Marcel Schütz ist Organisationsforscher an der Universität Oldenburg und lehrt an der Northern Business School Hamburg. Er beschäftigt sich mit der Funktion von Trends und Moden in Arbeitsorganisationen. Aus wissenschaftlicher Sicht sieht er Generationenkonzepte sehr kritisch.

Marcel Schütz, Organisationsforscher an der Universität Oldenburg. (Quelle: Marcel Schütz)
Marcel Schütz, Organisationsforscher an der Universität Oldenburg. (Quelle: Marcel Schütz)

Warum kritisieren Sie Konzepte wie Generation Y oder Z?

Marcel Schütz: Meine Kritik betrifft die Willkür, mit der diese Konzepte in die Welt gebracht werden. Generationsanalyse beruht auf Beobachtungspräferenzen. Die einen sehen es so, die anderen so. Die "Gen Y" wurde in einer Werbezeitschrift erfunden. Nichts gegen die Marketingler, aber Trendkampagnen und Wissenschaft sind zweierlei. Der Generationsbegriff wird sonst völlig entkernt. Man liest auch von der Generation "Doof", "Me" oder "Mitte". Das ist boulevardesk. Wenn man schon Bedingungen oder Ereignisse als Anker nutzen möchte, eignen sich Kriege und enorme Katastrophen – verzögert auch grosse technische Errungenschaften. Aber solche Zäsuren prägen natürlich nicht nur eine bestimmte Geburtenkohorte.

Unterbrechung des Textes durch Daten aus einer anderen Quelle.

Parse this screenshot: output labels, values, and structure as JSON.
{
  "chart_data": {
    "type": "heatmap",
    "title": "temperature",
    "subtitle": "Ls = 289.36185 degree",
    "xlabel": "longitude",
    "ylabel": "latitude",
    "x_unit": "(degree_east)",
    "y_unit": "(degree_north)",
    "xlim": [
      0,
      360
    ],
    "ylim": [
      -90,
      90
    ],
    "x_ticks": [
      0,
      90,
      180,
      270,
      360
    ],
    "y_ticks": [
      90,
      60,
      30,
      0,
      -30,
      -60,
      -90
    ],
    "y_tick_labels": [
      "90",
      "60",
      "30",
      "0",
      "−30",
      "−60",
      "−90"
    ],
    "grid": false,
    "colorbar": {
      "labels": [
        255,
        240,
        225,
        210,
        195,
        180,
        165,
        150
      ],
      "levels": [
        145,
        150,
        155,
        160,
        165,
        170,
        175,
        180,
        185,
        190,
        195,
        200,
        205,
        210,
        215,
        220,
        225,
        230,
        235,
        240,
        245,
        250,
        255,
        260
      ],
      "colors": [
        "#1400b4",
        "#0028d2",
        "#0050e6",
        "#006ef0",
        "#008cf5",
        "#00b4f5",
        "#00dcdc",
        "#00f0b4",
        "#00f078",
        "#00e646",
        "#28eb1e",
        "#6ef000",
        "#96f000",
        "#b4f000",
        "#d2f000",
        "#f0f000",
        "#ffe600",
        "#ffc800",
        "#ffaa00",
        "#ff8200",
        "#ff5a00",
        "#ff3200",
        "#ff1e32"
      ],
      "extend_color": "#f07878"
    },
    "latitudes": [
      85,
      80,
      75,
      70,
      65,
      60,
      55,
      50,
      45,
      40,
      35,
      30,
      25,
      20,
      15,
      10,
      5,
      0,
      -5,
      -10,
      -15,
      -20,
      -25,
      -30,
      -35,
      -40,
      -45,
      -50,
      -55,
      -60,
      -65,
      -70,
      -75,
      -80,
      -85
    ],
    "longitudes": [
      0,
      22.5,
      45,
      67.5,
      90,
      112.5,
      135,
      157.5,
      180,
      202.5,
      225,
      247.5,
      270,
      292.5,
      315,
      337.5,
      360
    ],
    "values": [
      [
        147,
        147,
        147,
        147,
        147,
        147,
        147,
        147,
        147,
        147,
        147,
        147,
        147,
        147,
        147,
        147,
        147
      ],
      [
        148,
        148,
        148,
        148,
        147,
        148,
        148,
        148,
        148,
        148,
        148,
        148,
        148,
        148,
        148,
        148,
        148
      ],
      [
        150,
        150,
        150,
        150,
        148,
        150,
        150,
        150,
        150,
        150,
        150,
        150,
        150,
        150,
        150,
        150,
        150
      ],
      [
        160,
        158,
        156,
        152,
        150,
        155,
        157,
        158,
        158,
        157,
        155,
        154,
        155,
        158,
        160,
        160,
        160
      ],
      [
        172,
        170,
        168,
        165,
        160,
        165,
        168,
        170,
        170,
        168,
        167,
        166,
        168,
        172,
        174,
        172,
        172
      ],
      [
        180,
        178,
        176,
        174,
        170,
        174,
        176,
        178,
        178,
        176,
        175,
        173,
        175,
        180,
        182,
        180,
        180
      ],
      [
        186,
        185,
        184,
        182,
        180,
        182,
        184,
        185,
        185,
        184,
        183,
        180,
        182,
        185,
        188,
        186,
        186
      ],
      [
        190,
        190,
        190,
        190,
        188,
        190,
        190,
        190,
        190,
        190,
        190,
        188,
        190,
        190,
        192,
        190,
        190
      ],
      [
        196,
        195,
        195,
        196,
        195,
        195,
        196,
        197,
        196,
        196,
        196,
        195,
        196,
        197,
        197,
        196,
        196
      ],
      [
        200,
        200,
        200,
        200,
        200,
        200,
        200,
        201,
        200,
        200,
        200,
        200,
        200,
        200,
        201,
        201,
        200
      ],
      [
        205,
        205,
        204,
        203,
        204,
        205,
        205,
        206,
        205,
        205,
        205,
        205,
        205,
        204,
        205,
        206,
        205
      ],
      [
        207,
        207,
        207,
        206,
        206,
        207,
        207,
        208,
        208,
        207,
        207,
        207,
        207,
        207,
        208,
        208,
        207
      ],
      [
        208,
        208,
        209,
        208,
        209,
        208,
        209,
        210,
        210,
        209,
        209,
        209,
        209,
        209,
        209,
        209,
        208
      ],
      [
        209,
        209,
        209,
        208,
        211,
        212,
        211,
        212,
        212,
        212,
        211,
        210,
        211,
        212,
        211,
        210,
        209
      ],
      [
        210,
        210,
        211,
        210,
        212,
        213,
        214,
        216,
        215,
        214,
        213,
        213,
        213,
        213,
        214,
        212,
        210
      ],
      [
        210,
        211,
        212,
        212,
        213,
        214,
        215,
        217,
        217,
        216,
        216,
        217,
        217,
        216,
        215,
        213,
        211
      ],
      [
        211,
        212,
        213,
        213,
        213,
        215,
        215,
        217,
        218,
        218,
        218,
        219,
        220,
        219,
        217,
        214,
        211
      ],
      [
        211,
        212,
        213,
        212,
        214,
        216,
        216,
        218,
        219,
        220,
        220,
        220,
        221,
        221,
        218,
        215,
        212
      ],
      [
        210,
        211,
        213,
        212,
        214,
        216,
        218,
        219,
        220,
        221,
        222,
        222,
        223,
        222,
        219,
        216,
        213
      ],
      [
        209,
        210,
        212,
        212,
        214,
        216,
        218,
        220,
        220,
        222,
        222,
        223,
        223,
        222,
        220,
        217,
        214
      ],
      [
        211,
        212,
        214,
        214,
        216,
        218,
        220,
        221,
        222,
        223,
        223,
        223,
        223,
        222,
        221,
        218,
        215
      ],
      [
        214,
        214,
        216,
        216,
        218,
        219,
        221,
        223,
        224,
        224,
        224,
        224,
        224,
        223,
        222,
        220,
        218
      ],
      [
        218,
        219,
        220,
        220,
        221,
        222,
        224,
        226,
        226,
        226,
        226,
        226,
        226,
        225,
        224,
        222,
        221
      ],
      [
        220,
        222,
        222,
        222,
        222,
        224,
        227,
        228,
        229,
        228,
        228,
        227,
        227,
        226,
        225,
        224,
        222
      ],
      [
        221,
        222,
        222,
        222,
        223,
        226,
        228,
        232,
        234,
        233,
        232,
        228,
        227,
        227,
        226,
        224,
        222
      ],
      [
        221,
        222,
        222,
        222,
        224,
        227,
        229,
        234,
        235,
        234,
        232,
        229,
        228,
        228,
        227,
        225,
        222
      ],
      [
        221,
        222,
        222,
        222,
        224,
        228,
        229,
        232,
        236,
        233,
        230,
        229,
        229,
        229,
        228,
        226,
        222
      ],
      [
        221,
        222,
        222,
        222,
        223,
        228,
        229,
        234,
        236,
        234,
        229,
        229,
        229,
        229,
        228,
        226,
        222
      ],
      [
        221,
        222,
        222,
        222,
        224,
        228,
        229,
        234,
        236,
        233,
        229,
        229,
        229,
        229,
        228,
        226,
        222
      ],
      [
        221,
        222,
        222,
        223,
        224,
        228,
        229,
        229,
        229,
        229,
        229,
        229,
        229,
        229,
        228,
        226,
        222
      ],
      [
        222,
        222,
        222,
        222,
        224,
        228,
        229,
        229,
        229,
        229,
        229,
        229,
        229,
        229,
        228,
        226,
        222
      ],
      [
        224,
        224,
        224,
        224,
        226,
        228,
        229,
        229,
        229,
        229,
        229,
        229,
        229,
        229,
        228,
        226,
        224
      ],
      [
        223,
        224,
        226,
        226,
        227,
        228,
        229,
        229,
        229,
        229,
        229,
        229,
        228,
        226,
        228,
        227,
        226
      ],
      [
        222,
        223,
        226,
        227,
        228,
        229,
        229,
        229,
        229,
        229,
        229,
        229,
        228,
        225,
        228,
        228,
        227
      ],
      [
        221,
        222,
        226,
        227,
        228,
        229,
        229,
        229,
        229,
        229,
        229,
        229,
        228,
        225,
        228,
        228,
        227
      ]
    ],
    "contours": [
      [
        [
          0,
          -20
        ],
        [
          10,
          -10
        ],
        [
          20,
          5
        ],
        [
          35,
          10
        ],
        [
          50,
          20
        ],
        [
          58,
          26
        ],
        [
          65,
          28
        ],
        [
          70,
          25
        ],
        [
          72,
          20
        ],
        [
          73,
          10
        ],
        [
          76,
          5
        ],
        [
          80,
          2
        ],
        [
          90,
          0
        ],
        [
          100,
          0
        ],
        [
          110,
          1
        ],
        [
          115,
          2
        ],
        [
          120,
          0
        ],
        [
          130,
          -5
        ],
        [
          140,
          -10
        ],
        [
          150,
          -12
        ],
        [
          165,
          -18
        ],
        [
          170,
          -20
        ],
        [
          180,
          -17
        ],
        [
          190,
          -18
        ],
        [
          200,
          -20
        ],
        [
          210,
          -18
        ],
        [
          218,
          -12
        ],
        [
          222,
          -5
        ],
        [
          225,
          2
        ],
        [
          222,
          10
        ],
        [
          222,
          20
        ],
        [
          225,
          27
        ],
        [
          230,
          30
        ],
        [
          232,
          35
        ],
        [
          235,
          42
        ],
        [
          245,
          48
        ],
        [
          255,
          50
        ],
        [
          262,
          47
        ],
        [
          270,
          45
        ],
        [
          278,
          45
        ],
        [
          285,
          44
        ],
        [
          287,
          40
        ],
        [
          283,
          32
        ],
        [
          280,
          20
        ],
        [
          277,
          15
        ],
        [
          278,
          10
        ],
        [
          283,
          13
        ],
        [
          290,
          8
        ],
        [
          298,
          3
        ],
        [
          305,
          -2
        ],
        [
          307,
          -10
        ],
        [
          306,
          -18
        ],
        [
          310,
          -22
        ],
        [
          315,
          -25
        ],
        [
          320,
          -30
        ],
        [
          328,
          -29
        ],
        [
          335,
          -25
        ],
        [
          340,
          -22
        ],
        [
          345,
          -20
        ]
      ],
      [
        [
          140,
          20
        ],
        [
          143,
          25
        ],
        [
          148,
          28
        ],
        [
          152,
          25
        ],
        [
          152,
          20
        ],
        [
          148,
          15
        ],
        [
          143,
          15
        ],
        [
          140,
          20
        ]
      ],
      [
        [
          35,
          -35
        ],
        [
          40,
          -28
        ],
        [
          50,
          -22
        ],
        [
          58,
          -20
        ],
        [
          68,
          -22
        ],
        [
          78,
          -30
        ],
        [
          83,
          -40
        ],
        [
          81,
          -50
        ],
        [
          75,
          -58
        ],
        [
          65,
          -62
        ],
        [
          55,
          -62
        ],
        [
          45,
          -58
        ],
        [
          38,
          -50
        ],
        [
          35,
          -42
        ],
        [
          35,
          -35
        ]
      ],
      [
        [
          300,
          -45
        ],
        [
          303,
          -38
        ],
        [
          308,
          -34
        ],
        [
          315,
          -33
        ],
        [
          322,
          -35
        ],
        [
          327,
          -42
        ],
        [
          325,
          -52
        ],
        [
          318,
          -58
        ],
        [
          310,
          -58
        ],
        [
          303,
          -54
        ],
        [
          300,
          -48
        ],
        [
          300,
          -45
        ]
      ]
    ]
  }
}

Dann sind das alles nur Klischees?

Diese Konzepte sind in der Tat voller Klischees. Denn sie beschreiben die Gesellschaft viel zu monoton und statisch. Ich muss schmunzeln, wenn ich lese, dass der moderne Jungakademiker dem klassischen Karriereverständnis adieu sage, superflexibel und ganz entspannt sei. Jetzt wird gepredigt, die Unternehmen müssten sich daher verändern und demokratischer werden. Bei Licht besehen ist dieser Veränderungszwang konstruiert. Alternative Leistungskritiker und Statusverzicht gibt es doch schon lange. Nur, ein Y-Leben muss man sich erst einmal leisten können. Man kann bei Studenten aus weniger vermögenden Verhältnissen oder mit Migrationshintergrund beobachten, wie ungebrochen und respektabel deren Ehrgeiz ist, aufzusteigen, in der Gesellschaft sich ökonomisch einen Platz zu erarbeiten. Titel versprechen Aufstieg. Überall liest man, die Titel seien heute ja nicht mehr so wichtig.  Zugleich werden Auswahlverfahren und formale Abschlüsse immer exklusiver. Pauschale Generationenmuster sollte man nicht ernst nehmen. Soziologie dient sonst nur noch zur Legitimierung von Spekulation. Dennoch: Die Gesellschaft ist heute sicher generell etwas leistungsskeptischer. Viele können die Fassadenrhetorik in der Arbeitswelt nicht mehr hören.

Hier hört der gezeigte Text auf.